Les 4 premières parties sont elles-mêmes structurées en 10 chapitres. Pour la première d’entre-elle, il s’agit de 3 chapitres couvrant 30 pages en tout, qui dressent le panorama de ce que l’auteur appelle  » l’elastic leadership « . Le premier totalise 10 pages et est consacré au  » team leader manifesto « . L’auteur y raconte sa propre histoire de transition en position de management. Le manifeste lui-même tient en 3 points :

  • Challenger l’équipe pour la sortir de sa zone de confort.
  • Adapter son style de management au contexte. C’est le fameux  » elastic  » qui sera couvert par la suite.
  • Interagir avec l’équipe et pas seulement avec sa machine de développement.

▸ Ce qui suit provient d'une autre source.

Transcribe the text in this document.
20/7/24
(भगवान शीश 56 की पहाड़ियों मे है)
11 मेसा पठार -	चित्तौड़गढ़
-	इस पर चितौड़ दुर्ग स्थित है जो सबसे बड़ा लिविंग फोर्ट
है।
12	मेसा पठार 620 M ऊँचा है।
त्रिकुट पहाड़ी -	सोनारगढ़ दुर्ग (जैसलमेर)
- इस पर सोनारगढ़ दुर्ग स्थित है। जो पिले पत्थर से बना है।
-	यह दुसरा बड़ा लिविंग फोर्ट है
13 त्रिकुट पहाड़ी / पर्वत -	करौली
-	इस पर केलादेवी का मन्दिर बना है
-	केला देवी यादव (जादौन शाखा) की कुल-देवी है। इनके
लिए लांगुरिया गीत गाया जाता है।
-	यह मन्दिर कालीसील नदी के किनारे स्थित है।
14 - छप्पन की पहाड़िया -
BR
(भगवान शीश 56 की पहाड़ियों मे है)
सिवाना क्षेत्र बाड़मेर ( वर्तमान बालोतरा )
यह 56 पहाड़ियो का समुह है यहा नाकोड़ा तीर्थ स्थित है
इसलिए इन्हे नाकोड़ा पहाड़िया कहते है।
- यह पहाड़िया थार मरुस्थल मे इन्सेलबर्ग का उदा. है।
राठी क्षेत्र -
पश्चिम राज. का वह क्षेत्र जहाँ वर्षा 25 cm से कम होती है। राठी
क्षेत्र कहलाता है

Les 12 pages du second chapitre servent d’introduction aux 3 types de leadership qu’identifie l’auteur. Chacun fera l’objet d’un chapitre à part. Il s’agit pour l’instant de comprendre à haut niveau dans quel contexte chacun s’inscrit. Je sais déjà que je ne suis pas complètement d’accord, mais je peux suivre le propos. Cette première partie se referme sur la question cruciale du  » bus factor « . C’est un thème récurent dans le texte, pas étonnant qu’un chapitre lui soit consacré !

La seconde partie ne compte qu’un seul chapitre, entièrement dévolu au  » mode survie « . Le tout pour une vingtaine de pages. Le propos tourne autour de deux idées clé : tout d’abord arriver à se ménager du mou, afin de reprendre le progressivement le contrôle de la situation. Ensuite un management  » command & control  » pour assigner et éteindre les bons incendies le plus vite possible, car on n’est pas dans une situation où l’on peut se permettre d’attendre que l’équipe s’auto-organise ou qu’elle prenne les mauvaises décisions faute d’information pertinente.

Très logiquement, la 3ème partie est consacrée au  » learning mode « . Elle est forte de 3 chapitres et s’étends sur environ 35 pages. Au chapitre 5, l’auteur évoque l’idée  » d’embrasser les ravins « , idée qu’il a emprunté à Jerry Weinberg. Un apprentissage n’est pas une amélioration, il donne lieu à une phase décroissante lié à l’acquisition de nouvelles connaissances avant l’amélioration effective. L’élément suivant, abordé au chapitre 6 est le  » commitment language « , c’est à dire un ode de pensé focalisé sur le but plutôt que sur l’intention. La manière la plus simple et la plus naturelle pour changer ce focus et de changer le langage utilisé en premier lieu. Simple et efficace, j’aime bien. Le troisième volet est de faire grandir les personnes. Un volet essentiel du management, ici abordé sous l’angle du problem challenging et du travail à faire à la maison. Un peu limitant.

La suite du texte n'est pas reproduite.